That close personal contact between teachers and students in the quantitative sciences is desirable may be open to question. That it is practically non-existent in Physics at Harvard today is undoubtedly true.

The chief reason for this is that the University has as its avowed purpose the acquisition of "eminent" individuals for its high positions. Eminence is apparently never measured by the degree to which an older man may be helpful to younger men still learning the fundamentals, but rather by the extent by which the borders of learning have been extended. The aspiring "eminents" in the University, unless supremely certain of themselves, care not to spend their time with students. The concrete evidence of this is that the tutorial work in Physics is farcical, the adviser in chemistry is very little more than a man with a fountain pen.

The undergraduates in such fields fall into two distinct groups, those fitted for advanced research work, and those not so equipped. Some provision in a college must be made for both. In Physics, a Plan A and Plan B tutorial system might save the situation, as the sparse rays of tutorial instruction on the group I and II men could be focussed, and the less intelligent or less conscientious could shift for themselves.

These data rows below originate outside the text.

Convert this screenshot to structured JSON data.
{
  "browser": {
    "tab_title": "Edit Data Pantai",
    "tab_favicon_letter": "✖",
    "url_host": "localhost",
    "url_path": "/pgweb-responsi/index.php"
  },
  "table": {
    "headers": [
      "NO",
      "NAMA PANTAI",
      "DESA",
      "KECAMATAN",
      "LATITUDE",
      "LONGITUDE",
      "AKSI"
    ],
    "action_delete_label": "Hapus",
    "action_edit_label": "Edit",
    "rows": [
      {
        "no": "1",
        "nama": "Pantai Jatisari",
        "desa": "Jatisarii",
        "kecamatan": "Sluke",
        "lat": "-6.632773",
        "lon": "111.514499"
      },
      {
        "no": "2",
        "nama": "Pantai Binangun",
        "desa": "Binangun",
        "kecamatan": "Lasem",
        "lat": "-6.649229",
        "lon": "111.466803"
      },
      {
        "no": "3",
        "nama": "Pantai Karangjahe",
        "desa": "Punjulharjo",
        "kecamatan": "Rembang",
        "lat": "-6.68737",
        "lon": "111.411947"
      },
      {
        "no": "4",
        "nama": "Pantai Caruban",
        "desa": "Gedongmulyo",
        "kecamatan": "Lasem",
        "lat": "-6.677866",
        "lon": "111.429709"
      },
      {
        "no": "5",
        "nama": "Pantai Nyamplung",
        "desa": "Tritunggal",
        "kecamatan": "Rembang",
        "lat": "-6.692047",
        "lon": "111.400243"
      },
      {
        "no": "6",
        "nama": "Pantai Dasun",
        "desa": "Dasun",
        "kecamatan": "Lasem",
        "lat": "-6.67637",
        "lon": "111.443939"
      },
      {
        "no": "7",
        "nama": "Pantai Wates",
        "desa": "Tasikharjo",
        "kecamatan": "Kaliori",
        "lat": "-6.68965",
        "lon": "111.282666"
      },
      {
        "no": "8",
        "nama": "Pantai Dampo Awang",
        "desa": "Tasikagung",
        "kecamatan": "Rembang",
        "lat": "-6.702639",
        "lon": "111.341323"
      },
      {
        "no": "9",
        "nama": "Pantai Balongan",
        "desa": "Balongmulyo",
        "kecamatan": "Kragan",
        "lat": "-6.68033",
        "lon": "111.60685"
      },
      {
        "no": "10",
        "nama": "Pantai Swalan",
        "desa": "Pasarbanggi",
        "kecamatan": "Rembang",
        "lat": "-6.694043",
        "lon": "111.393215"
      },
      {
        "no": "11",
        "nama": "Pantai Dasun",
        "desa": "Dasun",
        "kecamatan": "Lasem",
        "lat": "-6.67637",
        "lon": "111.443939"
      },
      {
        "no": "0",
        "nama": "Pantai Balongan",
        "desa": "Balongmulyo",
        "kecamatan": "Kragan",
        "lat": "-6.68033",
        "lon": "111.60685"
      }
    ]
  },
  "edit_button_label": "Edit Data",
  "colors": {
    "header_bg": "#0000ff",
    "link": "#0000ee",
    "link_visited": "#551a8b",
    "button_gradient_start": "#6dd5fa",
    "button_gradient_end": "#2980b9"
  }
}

In Chemistry, tutorial instruction would probably accomplish little, as the field is well-knit. The flexibility in advanced course work gives the exceptional student ample opportunity to expand, and formal classification of students into Group A and Group B would be superfluous. It would seem desirable, however, to force the students in the field who would normally fall into Group B to integrate their material for a general examination at the end of the college career. They would at least know as much chemistry at graduation then, as they had at any point earlier in college. Such familiarity is unusual, because the detailed nature of the material makes it rarely used after specific course work has stopped.

In chemistry, as in the mathematics department, there is a device whereby young men in the department are given fellowships, specifically named and specifically limited as to the period of incumbency, the mere holding of which is considered an honor of a sort, and the termination of which implies no public dissatisfaction of the University with the individual concerned. This makes hiring and firing more graceful and less painful, as is reflected by the relative helpfulness and availability of the assistants in chemistry as compared with those in physics. The same device in physics might well produce the same desirable effect on the personnel.